Amazing and beautiful. Made me cry! I'm so happy for her and for you and your family. What you have done is special and it's obvious you've already been blessed. I'm going through a rough time right now, as my old collie girl ages and becomes frailer and frailer. It's hard to cope with and to watch, but I wouldn't trade her for all the pups in the world.
Take care and give Joy a little hug from me!

MaskedMan said...

This is what Rescue is all about. Congratulations on your new family member, and God Bless You for understanding and opening your heart and home to Joy (in all the meanings and permutations one can apply to that sentence).

Bichons commonly live beyond 15 years - sometimes much beyond, if well-cared-for - so you needn't worry about another heartbreak soon.
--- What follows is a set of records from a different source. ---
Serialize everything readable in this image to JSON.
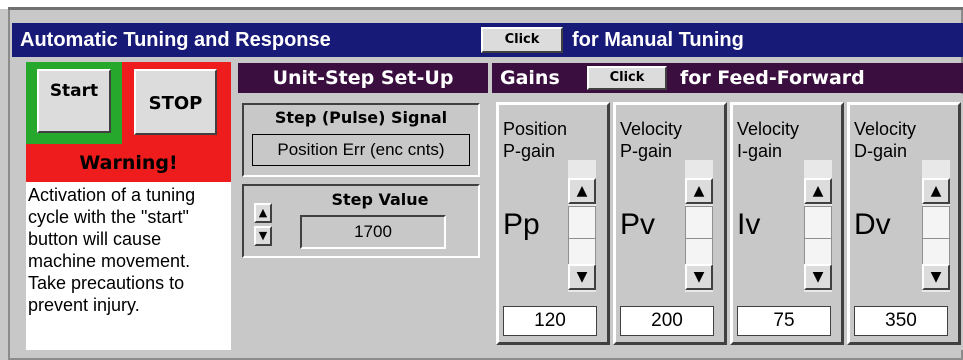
{
  "header": {
    "title": "Automatic Tuning and Response",
    "manual_click_label": "Click",
    "manual_text": "for Manual Tuning"
  },
  "controls": {
    "start_label": "Start",
    "stop_label": "STOP",
    "warning_title": "Warning!",
    "warning_message": "Activation of a tuning cycle with the \"start\" button will cause machine movement. Take precautions to prevent injury."
  },
  "unit_step": {
    "header": "Unit-Step Set-Up",
    "signal_title": "Step (Pulse) Signal",
    "signal_value": "Position Err (enc cnts)",
    "value_title": "Step Value",
    "value": "1700"
  },
  "gains": {
    "header": "Gains",
    "ff_click_label": "Click",
    "ff_text": "for Feed-Forward",
    "items": [
      {
        "label_line1": "Position",
        "label_line2": "P-gain",
        "symbol": "Pp",
        "value": "120"
      },
      {
        "label_line1": "Velocity",
        "label_line2": "P-gain",
        "symbol": "Pv",
        "value": "200"
      },
      {
        "label_line1": "Velocity",
        "label_line2": "I-gain",
        "symbol": "Iv",
        "value": "75"
      },
      {
        "label_line1": "Velocity",
        "label_line2": "D-gain",
        "symbol": "Dv",
        "value": "350"
      }
    ]
  },
  "colors": {
    "title_bar": "#181a78",
    "section_header": "#3a0f3f",
    "warning_red": "#ee1c1c",
    "start_green": "#26a82c",
    "panel_gray": "#c8c8c8"
  },
  "icons": {
    "up": "up-arrow-icon",
    "down": "down-arrow-icon"
  }
}
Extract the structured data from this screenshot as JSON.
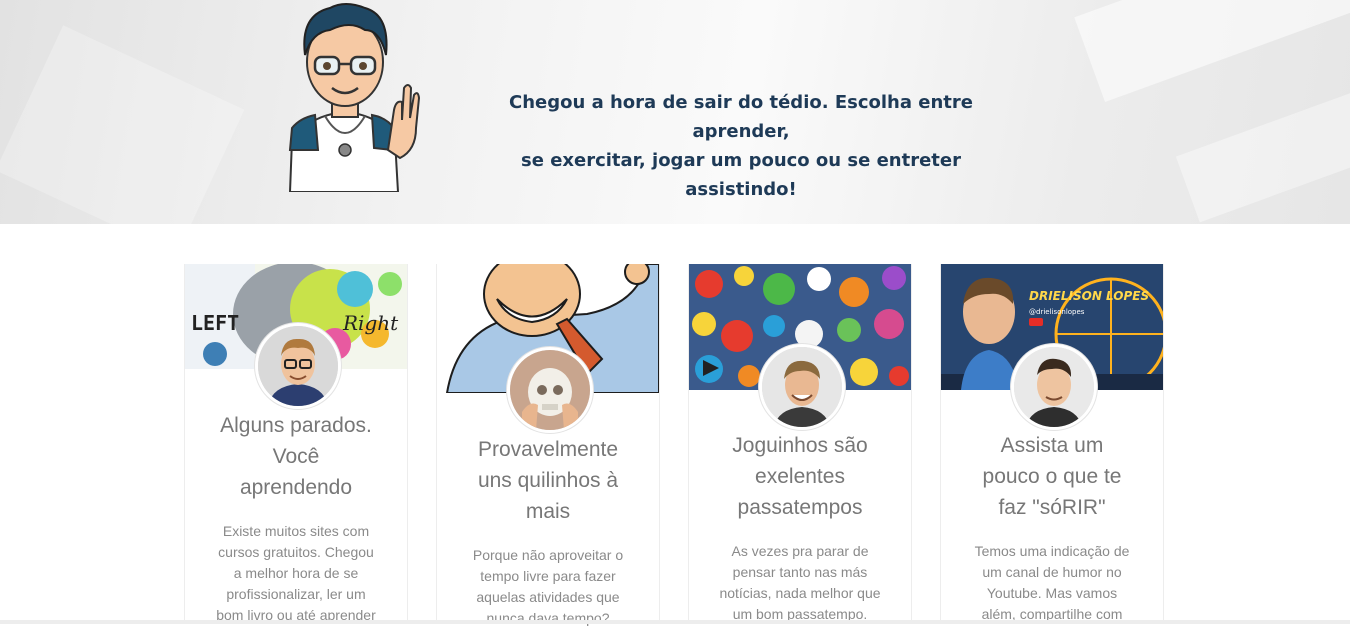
{
  "hero": {
    "line1": "Chegou a hora de sair do tédio. Escolha entre aprender,",
    "line2": "se exercitar, jogar um pouco ou se entreter assistindo!"
  },
  "cards": [
    {
      "title_lines": [
        "Alguns parados.",
        "Você",
        "aprendendo"
      ],
      "desc_lines": [
        "Existe muitos sites com",
        "cursos gratuitos. Chegou",
        "a melhor hora de se",
        "profissionalizar, ler um",
        "bom livro ou até aprender"
      ],
      "banner_words": [
        "LEFT",
        "Right"
      ]
    },
    {
      "title_lines": [
        "Provavelmente",
        "uns quilinhos à",
        "mais"
      ],
      "desc_lines": [
        "Porque não aproveitar o",
        "tempo livre para fazer",
        "aquelas atividades que",
        "nunca dava tempo?"
      ]
    },
    {
      "title_lines": [
        "Joguinhos são",
        "exelentes",
        "passatempos"
      ],
      "desc_lines": [
        "As vezes pra parar de",
        "pensar tanto nas más",
        "notícias, nada melhor que",
        "um bom passatempo."
      ]
    },
    {
      "title_lines": [
        "Assista um",
        "pouco o que te",
        "faz \"sóRIR\""
      ],
      "desc_lines": [
        "Temos uma indicação de",
        "um canal de humor no",
        "Youtube. Mas vamos",
        "além, compartilhe com"
      ],
      "banner_words": [
        "DRIELISON LOPES",
        "@drielisonlopes"
      ]
    }
  ]
}
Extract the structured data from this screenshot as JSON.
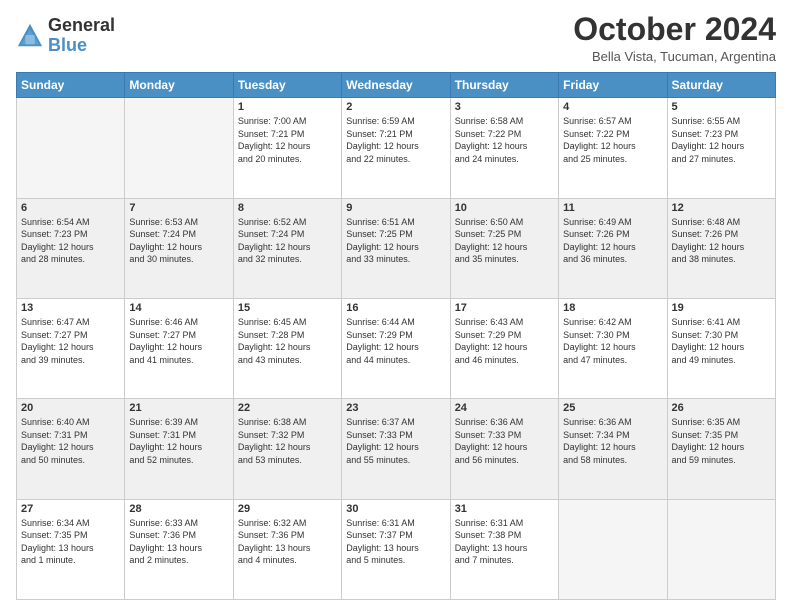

Make no mistake; there *will* be another heartbreak - it's inevitable when you open your heart to love. But the love makes the eventual hurt worth the bearing. Mild to moderate renal failure in canines is fairly easy to manage, especially with small dogs that can't easily get up and into things they ought not have. Be aware of what kinds of treats you're giving her, and how often - her weight needs to be kept pretty strictly in line, as does her diet. Bend your vet's ear thoroughly and learn all you can.

That's a remarkably ripe old age for a Chessie! Y'all must have cared for her very carefully, and loved her very much.

Keep on keeping on. It's painful, but that's the price we pay for the love - If you love a pet, you love a heartbreak. Still far more than worth it, though. God Bless.

thecrazysheeplady said...

Good for you! You won't regret it. We got Boo when he was 12 and not only did we enjoy having him around, we could always tell he enjoyed being around as well. The greatest gift.

Ivy said...

My very senior toy poodle is older than my first born! My kids usually tell people the dog is actually my oldest child ;-)

Jody said...

Reading your story has brought tears of happiness to my eyes. What a lucky dog!

Michelle at Boulderneigh said...

Deborah, what a wonderful "tail" of compassion that has turned into true love! I DO hate the heartbreak that comes with having pets, but can't bear the thought of living without them. May Joy live many years yet, and then die painlessly in her sleep without needing human assistance in her passing.

Deborah said...

Thanks for all the good wishes and stories of dogs living to ripe old ages!

pedalpower said...

I'm so glad you and Joy found each other! She sounds like a wonderful dog.